Set period to the cycle length. If you prefer robustness to outliers, switch fill_method to "seasonal_median":

from yohou.preprocessing.imputation import SeasonalImputer

# Weekly seasonality, median aggregation
imputer = SeasonalImputer(period=7, fill_method="seasonal_median")

Use KNN Imputation for Complex Patterns

TransformedSpaceKNNImputer performs nearest-neighbour imputation and is appropriate when the series has complex structure that neither interpolation nor seasonal borrowing captures well. It is also the most computationally expensive, so prefer the simpler strategies unless they leave visible imputation artefacts.
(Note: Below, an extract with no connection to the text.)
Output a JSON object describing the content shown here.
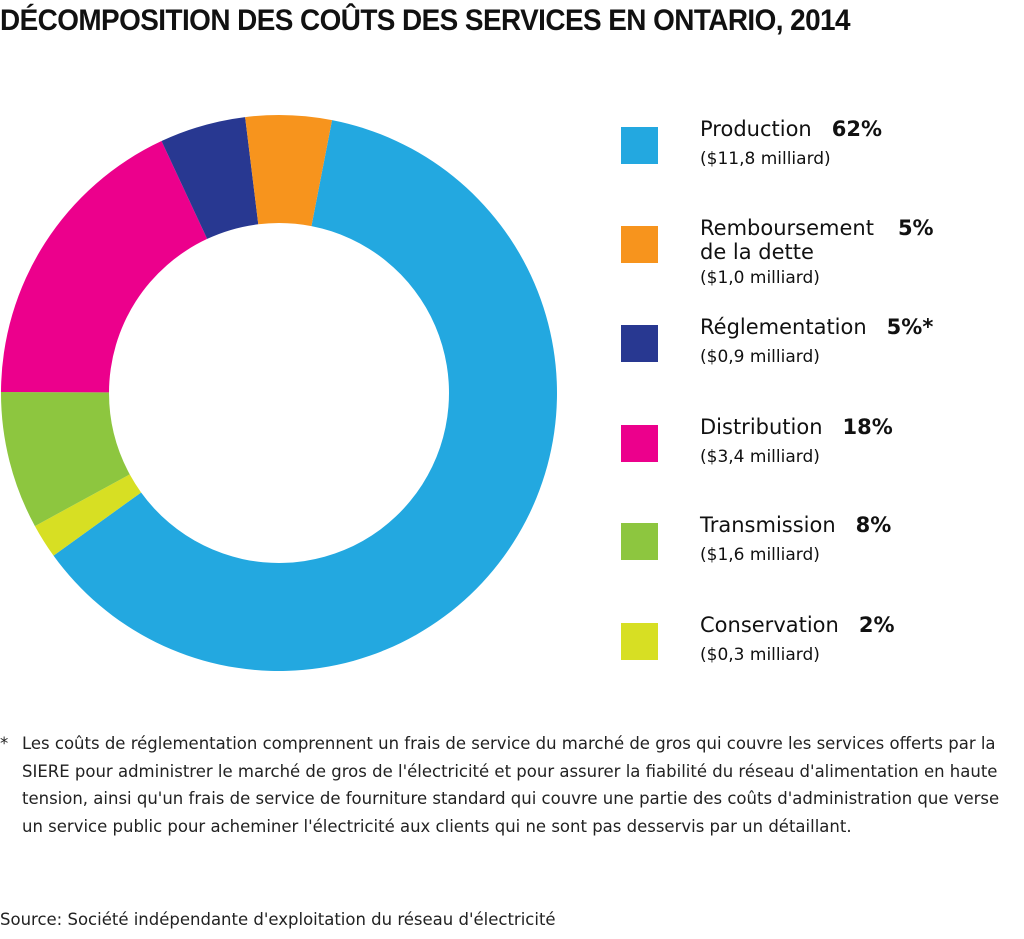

Pass a transformer to define the feature space used for neighbour search. For example, a LagTransformer makes neighbours lag-feature vectors (temporally similar windows) rather than individual time points:

from yohou.preprocessing import LagTransformer
from yohou.preprocessing.imputation import TransformedSpaceKNNImputer

imputer = TransformedSpaceKNNImputer(
    n_neighbors=5,
    weights="distance",
    transformer=LagTransformer(lag=[1, 2, 3]),
)

Apply Custom Imputation Logic

For domain-specific rules, wrap any callable in FunctionTransformer and place it at the same position in the pipeline:

FunctionTransformer strips the time column before calling the function and reattaches it afterwards, so operate only on the data columns:

import polars as pl
from yohou.preprocessing.function import FunctionTransformer

def clamp_and_fill(df: pl.DataFrame) -> pl.DataFrame:
    """Forward-fill, then replace remaining nulls with column medians."""
    return df.select(pl.all().forward_fill().fill_null(pl.all().median()))

imputer = FunctionTransformer(func=clamp_and_fill)

Skip NaN Instances During Training

When your estimator cannot handle NaN natively (e.g. LinearRegression, Ridge, SVR), you can skip the imputation step entirely and let the reduction forecaster drop any training row that contains NaN:

from sklearn.linear_model import Ridge
from yohou.point import PointReductionForecaster

forecaster = PointReductionForecaster(
    estimator=Ridge(),
    nan_handling="drop",
)
forecaster.fit(y=y_with_gaps, forecasting_horizon=3)

The forecaster emits a warning reporting how many rows were removed. If the gaps are sparse, this is often simpler than building an imputation pipeline and avoids introducing imputation artifacts into the training signal.

For tree-based estimators that handle NaN natively (LightGBM, XGBoost, CatBoost, HistGradientBoostingRegressor), keep the default nan_handling="pass" and let the estimator learn split decisions around missing values directly:

from sklearn.ensemble import HistGradientBoostingRegressor
from yohou.point import PointReductionForecaster

forecaster = PointReductionForecaster(
    estimator=HistGradientBoostingRegressor(),
    nan_handling="pass",  # default, tree handles NaN internally
)
forecaster.fit(y=y_with_gaps, forecasting_horizon=3)

Tip

Use nan_handling="drop" as a quick baseline when gaps are rare. Switch to a proper imputation transformer (see sections above) when you need to preserve every training sample or when the gap pattern is systematic.